1000 Hollywood Stars Boycott Israeli Film Industry Over ‘Genocide, Apartheid’ Claims
Major Hollywood figures including Olivia Colman and Tilda Swinton join boycott of Israeli film institutions amid Gaza conflict, citing concerns over 'genocide'.

A growing roster of Hollywood heavyweights, including names like Oscar winner Olivia Colman, comedian Ilana Glazer, and veteran actor Wallace Shawn, have signed a pledge to boycott Israel’s film industry, escalating tensions between the global arts community and Israel amid the ongoing war in Gaza.
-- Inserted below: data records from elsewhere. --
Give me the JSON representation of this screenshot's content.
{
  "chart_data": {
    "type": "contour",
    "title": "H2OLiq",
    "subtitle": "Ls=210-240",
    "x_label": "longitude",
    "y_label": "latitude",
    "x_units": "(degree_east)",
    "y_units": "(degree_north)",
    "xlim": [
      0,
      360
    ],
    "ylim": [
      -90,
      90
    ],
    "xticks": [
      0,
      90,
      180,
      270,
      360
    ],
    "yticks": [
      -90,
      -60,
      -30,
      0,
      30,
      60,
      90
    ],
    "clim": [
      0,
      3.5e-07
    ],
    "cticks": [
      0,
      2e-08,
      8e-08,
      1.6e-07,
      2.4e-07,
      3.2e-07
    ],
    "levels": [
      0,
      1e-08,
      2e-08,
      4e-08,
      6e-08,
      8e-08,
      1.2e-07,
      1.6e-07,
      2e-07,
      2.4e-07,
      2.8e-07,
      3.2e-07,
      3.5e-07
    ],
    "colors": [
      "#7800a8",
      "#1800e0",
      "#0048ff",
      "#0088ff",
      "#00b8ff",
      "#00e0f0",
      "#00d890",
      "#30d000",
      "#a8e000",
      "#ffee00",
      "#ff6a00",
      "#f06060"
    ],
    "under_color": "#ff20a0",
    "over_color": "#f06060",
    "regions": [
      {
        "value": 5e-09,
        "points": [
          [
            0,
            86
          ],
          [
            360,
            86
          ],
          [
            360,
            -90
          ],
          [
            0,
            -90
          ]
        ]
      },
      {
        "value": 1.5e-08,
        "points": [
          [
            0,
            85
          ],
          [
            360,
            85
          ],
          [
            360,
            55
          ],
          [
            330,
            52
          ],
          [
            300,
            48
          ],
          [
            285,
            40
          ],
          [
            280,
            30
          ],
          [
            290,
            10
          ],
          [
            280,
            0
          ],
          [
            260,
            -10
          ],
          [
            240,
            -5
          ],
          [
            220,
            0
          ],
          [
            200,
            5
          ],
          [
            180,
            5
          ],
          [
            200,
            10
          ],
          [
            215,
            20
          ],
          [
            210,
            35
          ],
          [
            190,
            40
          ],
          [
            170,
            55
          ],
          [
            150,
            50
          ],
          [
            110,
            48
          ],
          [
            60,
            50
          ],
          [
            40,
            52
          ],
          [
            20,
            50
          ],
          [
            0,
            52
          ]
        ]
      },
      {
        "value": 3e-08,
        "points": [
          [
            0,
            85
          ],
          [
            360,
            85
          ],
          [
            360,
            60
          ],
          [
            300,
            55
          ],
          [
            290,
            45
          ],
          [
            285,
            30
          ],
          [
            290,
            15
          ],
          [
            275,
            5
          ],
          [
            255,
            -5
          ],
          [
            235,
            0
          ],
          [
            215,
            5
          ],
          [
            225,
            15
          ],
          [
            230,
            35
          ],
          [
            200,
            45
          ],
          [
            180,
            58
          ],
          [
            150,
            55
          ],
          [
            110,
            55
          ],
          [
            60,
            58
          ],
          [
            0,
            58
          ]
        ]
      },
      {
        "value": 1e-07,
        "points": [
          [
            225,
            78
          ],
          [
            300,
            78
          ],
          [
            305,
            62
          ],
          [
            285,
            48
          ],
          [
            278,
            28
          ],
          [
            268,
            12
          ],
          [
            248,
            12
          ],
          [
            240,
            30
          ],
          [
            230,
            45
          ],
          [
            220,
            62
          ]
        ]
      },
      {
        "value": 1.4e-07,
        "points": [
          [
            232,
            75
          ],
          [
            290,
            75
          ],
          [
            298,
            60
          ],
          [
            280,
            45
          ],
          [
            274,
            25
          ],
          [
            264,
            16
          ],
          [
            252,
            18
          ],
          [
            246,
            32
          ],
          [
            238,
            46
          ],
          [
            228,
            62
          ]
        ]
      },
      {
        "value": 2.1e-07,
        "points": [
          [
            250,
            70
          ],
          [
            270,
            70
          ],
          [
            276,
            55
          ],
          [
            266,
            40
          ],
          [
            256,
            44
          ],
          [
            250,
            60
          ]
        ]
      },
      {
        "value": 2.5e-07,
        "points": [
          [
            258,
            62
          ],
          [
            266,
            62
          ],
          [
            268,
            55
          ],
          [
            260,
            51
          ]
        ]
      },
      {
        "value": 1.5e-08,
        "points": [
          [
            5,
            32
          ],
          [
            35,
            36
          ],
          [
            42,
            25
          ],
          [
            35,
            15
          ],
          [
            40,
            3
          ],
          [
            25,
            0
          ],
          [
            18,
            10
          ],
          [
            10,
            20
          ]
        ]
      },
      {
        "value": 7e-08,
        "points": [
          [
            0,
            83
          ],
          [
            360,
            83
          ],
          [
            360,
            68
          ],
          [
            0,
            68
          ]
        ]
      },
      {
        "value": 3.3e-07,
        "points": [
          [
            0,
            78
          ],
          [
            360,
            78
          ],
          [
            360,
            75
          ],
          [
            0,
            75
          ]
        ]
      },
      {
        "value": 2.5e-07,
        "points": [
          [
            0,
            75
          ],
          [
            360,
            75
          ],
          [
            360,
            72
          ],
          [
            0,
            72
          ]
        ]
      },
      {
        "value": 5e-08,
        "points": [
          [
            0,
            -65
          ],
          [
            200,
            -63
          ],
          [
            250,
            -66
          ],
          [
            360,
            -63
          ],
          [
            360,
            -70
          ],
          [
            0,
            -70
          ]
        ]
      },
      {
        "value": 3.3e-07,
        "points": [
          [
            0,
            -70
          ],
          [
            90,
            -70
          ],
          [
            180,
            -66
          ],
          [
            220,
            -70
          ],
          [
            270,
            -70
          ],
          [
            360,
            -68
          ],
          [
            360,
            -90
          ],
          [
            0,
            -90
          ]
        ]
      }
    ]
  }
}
The pledge, organized by the activist collective Film Workers for Palestine, commits signatories to refusing participation in Israeli film festivals or institutions they accuse of being “implicated in genocide and apartheid.” Targets include some of Israel’s most prestigious cultural events: the Jerusalem Film Festival, the Haifa International Film Festival, Docaviv, and TLVFest.
Star-Studded Endorsements
The list spans Hollywood’s new guard and its established elite. Rising talents Ayo Edebiri, Josh O’Connor, and Joe Alwyn are joined by established names such as Tilda Swinton, Javier Bardem, Gael García Bernal, Adam McKay, Ava DuVernay, and Yorgos Lanthimos. Jewish actors and creators long associated with progressive causes, including Glazer, Hannah Einbinder, Emma Seligman, and Shawn, are also prominent among the signatories.

Arts World in Political Crossfire
The boycott announcement follows a weekend in which The Voice of Hind Rajab, a docudrama about a five-year-old Gazan girl killed during the war, captured a major jury prize at the Venice Film Festival. The festival itself saw waves of pro-Palestinian protests, underscoring how cultural spaces have become flashpoints in the broader conflict.
Organizers stress the boycott applies only to institutions, not individual Israeli artists. Still, the move has provoked controversy: Israel’s film community, while often dependent on government funding, has historically been one of the country’s most vocal critics. At this year’s Jerusalem Film Festival, director Nadav Lapid showcased Yes, a blistering critique of post–October 7 Israel, in a section devoted to “freedom of expression and creativity in Israel.” That same festival now sits on the boycott list.
A Culture War Without Borders
The language accompanying the pledge acknowledges that “a few Israeli film entities are not complicit” but leaves the definition to guidelines set by Palestinian civil society. For now, the campaign adds to the intensifying clash between Israel’s cultural sector and a global film community that increasingly sees participation in its institutions as a political choice.